The new OOXML formats, which will be available in all Office 2007 core applications, including Word (WordprocessingML), Excel (SpreadsheetML), PowerPoint (PresentationML), aim to provide a more open approach to file formats and promise to increase the interoperability among documents. Microsoft has achieved quite a bit with the standardization of the format in a short period of time, given the 180-degree strategy turns the company took over the past year and certain format woes it still faces. The fact that OOXML would be included in Office 2007 hasn't really been in question over the past year, but the accessibility of the format is certainly more open than many would have expected a year ago. Microsoft states that Open XML will be an "open and royalty-free specification."

Besides OOXML, Office4 2007 will also offer support, via a detour, for ODF, which is a unusual development for a Microsoft in itself. In July of this year, Microsoft announced that it will support the development of a "bridge" that will enable Office 2007 users to open and save files in ODF, which has its origins in the open source community. Some may argue that a downloadable bridge for Office 2007 is a careful and half-baked approach, while other companies such as Corel will provide full support for ODF and OOXML right out of the box.
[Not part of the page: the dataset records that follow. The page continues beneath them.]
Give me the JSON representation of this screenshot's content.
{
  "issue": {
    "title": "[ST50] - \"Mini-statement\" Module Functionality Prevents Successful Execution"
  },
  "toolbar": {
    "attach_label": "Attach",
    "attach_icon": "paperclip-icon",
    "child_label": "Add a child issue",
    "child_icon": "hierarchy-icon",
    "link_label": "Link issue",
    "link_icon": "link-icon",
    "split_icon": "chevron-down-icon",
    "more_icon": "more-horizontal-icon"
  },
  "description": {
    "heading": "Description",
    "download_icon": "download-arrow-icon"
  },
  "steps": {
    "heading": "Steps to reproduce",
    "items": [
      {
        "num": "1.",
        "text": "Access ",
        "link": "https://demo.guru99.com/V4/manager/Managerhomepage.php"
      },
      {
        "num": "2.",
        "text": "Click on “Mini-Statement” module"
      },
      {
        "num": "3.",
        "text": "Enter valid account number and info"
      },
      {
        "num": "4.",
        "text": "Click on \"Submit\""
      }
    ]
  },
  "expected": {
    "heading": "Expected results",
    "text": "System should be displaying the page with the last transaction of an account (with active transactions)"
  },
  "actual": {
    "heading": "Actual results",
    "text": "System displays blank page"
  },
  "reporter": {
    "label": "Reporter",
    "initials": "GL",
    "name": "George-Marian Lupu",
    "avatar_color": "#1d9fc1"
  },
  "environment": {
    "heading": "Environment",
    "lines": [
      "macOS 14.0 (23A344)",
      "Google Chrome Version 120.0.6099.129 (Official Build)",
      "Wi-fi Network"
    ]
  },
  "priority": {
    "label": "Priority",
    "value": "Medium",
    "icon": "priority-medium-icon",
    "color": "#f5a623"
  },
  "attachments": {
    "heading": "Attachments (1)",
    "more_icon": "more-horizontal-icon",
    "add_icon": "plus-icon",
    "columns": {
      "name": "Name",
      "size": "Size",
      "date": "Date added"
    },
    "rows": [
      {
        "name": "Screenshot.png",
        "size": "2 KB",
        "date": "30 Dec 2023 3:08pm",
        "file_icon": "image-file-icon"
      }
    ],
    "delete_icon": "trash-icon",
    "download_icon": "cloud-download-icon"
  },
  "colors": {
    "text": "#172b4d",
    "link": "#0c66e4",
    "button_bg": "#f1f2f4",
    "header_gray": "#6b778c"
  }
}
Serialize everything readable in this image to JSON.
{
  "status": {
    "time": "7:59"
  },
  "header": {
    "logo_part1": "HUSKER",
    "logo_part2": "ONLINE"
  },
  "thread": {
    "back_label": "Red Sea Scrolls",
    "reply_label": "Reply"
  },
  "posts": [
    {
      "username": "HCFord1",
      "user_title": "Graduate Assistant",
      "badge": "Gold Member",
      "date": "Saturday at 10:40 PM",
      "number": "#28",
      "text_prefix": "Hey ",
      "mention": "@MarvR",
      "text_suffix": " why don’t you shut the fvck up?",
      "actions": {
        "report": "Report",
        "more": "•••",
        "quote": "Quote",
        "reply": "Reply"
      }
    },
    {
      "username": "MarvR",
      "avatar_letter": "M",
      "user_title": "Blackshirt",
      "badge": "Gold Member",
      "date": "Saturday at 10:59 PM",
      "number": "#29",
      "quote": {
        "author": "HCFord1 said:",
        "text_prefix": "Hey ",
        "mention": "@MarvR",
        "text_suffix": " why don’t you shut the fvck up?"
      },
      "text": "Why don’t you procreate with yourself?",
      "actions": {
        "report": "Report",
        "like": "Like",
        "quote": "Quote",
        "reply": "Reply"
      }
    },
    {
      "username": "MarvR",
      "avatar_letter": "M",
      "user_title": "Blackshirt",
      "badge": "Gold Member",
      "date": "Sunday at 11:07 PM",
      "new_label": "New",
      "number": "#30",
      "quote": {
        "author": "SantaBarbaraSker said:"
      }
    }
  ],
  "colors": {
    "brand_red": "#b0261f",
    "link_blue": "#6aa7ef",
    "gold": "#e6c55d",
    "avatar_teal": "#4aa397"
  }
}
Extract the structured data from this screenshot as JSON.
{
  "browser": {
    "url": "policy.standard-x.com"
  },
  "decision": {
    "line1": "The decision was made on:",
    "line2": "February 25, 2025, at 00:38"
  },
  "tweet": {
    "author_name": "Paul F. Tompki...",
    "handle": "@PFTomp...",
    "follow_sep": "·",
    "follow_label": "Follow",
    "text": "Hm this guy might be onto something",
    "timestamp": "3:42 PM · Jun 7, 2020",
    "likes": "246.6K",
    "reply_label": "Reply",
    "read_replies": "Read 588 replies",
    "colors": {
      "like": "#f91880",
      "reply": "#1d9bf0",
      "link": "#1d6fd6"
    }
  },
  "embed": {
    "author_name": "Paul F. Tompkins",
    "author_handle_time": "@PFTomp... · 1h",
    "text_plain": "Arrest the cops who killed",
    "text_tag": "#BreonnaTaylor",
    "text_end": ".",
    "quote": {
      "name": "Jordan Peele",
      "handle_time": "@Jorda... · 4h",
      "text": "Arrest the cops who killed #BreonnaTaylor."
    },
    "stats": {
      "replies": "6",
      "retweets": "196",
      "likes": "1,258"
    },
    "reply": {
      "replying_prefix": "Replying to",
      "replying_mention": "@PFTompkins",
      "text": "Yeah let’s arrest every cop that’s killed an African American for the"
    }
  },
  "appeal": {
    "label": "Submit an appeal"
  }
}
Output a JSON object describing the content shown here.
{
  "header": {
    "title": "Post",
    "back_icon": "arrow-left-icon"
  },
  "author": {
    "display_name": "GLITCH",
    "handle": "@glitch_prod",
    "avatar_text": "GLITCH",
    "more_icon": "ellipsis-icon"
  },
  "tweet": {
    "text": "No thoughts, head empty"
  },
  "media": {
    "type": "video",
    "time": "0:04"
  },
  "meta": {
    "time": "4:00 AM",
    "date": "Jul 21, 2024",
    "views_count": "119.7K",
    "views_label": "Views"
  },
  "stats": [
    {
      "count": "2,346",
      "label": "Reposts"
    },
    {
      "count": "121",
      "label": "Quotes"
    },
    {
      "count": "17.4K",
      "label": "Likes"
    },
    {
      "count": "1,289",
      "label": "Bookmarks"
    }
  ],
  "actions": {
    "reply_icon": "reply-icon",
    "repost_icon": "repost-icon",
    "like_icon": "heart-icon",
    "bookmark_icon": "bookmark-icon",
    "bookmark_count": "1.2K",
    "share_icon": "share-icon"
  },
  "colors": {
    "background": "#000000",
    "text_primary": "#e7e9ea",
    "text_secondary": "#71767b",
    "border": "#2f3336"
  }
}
The finalization of OOXML marks the begin of a new stage for Microsoft in which it will have to determine and adjust its strategy towards ODF. No matter how you look at it, ODF remains a competing format, which as been sponsored especially by IBM, Adobe and Sun Microsystems, but also Intel and new best buddy Novell - both of which are participating in Microsoft's Open XML effort. Adobe may grow into a completely different problem for Microsoft: Adobe's chief executive officer Bruce Chizen recently threatened that he is evaluating options on how to deal with Office 2007's capability to export documents to PDF files. He did not rule out the possibility that Adobe will sue Microsoft over the feature.